Mantan Kades dan Mantan Camat Terlibat Mafia Tanah, Sudah Beraksi Sejak 23 Tahun Lalu!

Kriminal | 30 Desember 2021, 07:30 WIB

JAKARTA, KOMPAS.TV -  Polres Metro Jakarta Pusat membongkar dugaan kasus mafia tanah, yang melibatkan mantan Kepala Desa, mantan Camat, serta Pegawai Badan Pertanahan Nasional, di Serang, Banten.

Dalam kasus ini, polisi menetapkan 10 tersangka yang di antaranya ialah mantan Camat dan pegawai Badan Pertanahan Nasional.

Modus yang dilakukan para tersangka, adalah dengan memalsukan akta otentik, dan menjanjikan jual beli tanah dengan total 36 akta seluas 11 ribu hektar.
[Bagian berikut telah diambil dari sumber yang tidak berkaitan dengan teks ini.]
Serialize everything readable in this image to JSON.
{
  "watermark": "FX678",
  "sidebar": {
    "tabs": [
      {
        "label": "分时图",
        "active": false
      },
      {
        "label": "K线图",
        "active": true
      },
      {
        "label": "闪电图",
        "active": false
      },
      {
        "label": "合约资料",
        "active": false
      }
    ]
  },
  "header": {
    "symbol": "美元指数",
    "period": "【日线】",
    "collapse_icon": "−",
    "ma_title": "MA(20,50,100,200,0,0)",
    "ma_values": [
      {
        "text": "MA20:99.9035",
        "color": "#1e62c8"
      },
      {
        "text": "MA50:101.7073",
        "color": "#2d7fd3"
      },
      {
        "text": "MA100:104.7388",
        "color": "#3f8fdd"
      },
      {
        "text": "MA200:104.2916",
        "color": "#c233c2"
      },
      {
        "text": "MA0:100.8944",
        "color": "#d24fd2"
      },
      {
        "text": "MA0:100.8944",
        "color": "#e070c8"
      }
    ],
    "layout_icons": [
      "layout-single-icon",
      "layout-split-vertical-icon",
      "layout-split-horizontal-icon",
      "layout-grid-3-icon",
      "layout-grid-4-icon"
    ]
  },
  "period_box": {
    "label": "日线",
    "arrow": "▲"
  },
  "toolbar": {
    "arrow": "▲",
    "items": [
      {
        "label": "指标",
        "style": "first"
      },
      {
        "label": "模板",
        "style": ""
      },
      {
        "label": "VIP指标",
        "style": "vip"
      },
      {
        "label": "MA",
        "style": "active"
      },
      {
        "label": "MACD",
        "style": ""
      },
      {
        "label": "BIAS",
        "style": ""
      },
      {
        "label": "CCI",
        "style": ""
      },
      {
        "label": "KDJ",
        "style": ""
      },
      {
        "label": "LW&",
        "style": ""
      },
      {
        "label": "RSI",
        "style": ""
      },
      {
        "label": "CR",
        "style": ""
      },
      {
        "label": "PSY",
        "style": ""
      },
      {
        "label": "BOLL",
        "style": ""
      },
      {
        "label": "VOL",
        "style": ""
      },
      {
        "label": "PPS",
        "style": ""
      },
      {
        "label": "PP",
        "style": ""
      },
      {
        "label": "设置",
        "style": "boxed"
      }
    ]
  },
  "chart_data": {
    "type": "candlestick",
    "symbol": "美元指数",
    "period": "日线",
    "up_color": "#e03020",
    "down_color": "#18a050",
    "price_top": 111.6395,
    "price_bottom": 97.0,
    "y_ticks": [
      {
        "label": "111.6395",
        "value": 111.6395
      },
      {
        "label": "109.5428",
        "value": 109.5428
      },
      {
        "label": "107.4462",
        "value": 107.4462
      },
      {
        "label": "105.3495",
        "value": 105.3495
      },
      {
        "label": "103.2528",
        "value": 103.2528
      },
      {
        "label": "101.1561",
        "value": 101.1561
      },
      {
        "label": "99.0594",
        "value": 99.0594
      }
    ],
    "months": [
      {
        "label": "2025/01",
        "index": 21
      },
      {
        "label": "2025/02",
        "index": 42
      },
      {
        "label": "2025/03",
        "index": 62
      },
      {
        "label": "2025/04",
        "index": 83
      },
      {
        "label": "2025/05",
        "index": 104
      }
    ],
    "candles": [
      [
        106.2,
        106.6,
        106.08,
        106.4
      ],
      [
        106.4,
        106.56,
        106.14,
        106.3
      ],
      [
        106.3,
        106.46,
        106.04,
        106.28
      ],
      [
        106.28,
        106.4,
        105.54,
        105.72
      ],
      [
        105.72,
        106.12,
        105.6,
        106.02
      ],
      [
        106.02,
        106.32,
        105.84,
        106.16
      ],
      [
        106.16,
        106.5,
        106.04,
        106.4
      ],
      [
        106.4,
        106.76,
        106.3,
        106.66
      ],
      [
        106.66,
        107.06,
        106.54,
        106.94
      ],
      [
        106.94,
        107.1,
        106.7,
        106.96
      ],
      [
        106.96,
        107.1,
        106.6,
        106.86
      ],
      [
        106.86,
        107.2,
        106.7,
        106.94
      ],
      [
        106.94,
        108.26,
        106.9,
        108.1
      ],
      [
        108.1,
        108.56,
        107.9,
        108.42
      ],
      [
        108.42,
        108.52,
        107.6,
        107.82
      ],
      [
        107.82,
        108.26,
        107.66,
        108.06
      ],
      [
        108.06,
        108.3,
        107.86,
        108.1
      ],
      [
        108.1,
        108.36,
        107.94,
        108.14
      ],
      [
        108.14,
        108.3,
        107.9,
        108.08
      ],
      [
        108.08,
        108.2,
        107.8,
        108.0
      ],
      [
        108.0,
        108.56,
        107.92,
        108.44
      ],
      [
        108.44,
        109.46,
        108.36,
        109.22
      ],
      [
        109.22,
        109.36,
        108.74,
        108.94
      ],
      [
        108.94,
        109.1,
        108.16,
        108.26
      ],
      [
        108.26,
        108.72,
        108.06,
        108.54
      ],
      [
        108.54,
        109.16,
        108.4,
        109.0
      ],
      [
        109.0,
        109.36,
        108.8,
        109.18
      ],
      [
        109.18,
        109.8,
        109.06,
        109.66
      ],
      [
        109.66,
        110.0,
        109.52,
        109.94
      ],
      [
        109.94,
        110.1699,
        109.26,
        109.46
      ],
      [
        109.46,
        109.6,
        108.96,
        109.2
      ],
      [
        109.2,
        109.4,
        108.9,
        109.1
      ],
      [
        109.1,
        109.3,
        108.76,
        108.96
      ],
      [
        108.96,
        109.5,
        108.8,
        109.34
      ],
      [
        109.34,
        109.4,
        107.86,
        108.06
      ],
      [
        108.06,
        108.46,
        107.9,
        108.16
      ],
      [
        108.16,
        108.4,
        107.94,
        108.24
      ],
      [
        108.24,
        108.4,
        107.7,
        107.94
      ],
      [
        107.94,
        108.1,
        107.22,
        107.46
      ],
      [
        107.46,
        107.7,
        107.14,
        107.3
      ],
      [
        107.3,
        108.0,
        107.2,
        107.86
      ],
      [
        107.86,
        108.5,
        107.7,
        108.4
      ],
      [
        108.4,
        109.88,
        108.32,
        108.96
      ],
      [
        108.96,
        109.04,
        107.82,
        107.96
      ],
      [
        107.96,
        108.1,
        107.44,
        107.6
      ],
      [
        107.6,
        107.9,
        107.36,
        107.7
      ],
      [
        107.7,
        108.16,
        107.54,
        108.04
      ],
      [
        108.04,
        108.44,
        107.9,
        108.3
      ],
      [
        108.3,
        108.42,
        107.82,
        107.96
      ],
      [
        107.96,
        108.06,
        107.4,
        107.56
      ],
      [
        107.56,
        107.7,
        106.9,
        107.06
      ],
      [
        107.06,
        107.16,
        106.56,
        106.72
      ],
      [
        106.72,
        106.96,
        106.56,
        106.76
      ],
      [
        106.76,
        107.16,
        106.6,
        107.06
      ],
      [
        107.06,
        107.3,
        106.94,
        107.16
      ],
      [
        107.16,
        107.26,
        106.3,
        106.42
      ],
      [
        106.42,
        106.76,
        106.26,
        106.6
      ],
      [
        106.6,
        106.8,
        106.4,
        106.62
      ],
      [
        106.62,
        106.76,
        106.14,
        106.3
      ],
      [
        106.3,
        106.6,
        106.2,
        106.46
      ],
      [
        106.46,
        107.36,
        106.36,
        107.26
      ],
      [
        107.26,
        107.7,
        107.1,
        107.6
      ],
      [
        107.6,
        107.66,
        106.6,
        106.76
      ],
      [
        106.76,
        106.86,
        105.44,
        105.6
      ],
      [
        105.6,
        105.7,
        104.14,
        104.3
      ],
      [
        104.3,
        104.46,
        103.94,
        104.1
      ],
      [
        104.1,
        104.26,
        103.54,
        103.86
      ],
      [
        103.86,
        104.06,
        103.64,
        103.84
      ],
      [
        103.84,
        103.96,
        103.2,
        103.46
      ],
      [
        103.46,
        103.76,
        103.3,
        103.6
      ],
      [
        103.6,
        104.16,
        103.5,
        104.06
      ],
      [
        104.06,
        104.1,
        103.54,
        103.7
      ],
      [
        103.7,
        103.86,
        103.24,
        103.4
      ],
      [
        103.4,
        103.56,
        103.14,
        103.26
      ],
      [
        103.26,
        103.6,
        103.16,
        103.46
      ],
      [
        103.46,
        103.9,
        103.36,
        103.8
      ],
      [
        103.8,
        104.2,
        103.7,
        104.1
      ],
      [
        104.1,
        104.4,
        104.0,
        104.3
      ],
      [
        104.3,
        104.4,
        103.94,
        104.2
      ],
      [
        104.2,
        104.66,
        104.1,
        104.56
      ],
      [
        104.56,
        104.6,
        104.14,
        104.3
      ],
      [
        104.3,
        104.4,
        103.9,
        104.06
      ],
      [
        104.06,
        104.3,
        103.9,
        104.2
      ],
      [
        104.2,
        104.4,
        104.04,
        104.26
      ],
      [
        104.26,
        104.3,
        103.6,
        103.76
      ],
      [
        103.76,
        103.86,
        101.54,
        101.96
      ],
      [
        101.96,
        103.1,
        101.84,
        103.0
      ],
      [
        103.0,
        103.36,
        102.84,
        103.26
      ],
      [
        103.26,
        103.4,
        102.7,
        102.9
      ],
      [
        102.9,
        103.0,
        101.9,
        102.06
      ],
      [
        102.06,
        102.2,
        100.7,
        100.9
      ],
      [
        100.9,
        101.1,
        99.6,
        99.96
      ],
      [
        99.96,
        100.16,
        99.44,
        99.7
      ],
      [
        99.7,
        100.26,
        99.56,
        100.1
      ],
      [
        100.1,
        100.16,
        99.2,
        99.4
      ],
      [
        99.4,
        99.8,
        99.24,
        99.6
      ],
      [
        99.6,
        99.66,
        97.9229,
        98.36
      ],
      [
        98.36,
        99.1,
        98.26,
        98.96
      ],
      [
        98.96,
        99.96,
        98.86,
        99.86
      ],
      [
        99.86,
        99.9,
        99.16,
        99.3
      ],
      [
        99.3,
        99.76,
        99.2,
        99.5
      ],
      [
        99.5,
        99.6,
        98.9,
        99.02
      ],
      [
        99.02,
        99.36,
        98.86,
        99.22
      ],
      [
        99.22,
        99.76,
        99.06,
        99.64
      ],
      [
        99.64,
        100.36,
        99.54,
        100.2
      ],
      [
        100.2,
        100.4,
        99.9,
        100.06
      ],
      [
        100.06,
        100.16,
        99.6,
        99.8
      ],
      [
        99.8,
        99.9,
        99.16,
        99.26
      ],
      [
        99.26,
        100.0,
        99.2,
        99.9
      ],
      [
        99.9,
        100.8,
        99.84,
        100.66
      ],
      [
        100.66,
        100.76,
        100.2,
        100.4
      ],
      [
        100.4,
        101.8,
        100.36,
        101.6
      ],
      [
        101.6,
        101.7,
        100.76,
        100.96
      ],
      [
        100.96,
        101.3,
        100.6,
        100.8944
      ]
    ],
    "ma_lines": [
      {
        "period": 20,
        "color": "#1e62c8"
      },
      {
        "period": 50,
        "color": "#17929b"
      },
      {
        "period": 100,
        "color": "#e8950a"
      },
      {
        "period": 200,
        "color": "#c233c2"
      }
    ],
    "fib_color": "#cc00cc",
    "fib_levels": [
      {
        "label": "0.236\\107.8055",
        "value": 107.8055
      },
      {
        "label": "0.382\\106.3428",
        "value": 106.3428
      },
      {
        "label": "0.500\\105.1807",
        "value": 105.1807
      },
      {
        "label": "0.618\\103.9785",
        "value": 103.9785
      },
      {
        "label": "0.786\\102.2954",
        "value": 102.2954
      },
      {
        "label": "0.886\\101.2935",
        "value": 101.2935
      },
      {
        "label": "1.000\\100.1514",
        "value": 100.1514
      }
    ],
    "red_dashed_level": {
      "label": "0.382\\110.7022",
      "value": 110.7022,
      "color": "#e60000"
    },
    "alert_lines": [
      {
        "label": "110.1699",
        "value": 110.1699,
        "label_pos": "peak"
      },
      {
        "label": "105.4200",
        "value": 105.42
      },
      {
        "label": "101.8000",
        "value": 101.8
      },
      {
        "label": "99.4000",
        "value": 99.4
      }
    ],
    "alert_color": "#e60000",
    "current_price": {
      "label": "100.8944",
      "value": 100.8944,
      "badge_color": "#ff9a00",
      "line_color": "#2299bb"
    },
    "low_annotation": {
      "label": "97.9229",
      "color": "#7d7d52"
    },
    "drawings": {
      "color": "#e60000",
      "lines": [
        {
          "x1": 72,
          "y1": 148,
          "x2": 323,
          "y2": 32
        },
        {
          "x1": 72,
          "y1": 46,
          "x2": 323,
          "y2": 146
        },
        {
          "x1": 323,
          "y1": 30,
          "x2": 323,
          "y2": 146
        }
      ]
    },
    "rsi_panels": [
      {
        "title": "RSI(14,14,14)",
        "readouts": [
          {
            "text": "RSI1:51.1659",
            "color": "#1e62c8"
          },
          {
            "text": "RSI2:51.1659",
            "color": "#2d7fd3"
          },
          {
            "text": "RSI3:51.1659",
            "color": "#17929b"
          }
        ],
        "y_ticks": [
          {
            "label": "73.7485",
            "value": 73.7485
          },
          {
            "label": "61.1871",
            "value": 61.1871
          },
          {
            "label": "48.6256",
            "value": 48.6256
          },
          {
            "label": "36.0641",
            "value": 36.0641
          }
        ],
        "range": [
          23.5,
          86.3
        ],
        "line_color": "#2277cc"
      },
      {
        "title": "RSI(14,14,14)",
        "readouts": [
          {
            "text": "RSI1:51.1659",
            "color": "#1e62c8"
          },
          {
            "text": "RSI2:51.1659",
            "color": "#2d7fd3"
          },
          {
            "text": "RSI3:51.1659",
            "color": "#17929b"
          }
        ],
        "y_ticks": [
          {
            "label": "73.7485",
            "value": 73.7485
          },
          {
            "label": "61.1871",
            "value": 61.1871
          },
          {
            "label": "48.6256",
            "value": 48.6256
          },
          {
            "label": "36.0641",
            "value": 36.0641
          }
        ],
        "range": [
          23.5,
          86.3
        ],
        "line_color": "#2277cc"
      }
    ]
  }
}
Baca Juga: Terungkap! Mafia Tanah di Serang Banten Libatkan “Akses Orang Dalam” dari Mantan Camat

Namun, ketika pembeli tanah memeriksa lokasi tanah yang dibeli, kepemilikan tanah yang tertulis di sertifikat ternyata milik warga.

Para tersangka telah menjalankan aksinya sejak 23 tahun lalu, mulai dari tahun 1998 hingga 2017.

Akibat perbuatannya, para tersangka terancam hukuman maksimal 8 tahun penjara.

Selain kasus mafia tanah di Serang Banten, Polres Metro Jakarta Pusat, juga tengah mengusut kasus penyerobotan tanah milik negara, oleh kelompok ormas.

Wakapolres Metro Jakarta Pusat, mengatakan penyidik sudah melakukan gelar perkara, dan telah memperoleh bukti permulaan yang cukup, untuk menaikkan kasus ini, ke tingkat penyidikan.

Sebelumnya, sebuah kelompok Ormas diketahui menguasai dua bidang tanah di kawasan eks Bandara Kemayoran, Jakarta Pusat, seluas 1,2 dan 1,3 hektar.

Kedua tanah itu, kemudian digunakan untuk lapangan olahraga, petak kios, dan bangunan semi permanen, untuk disewakan.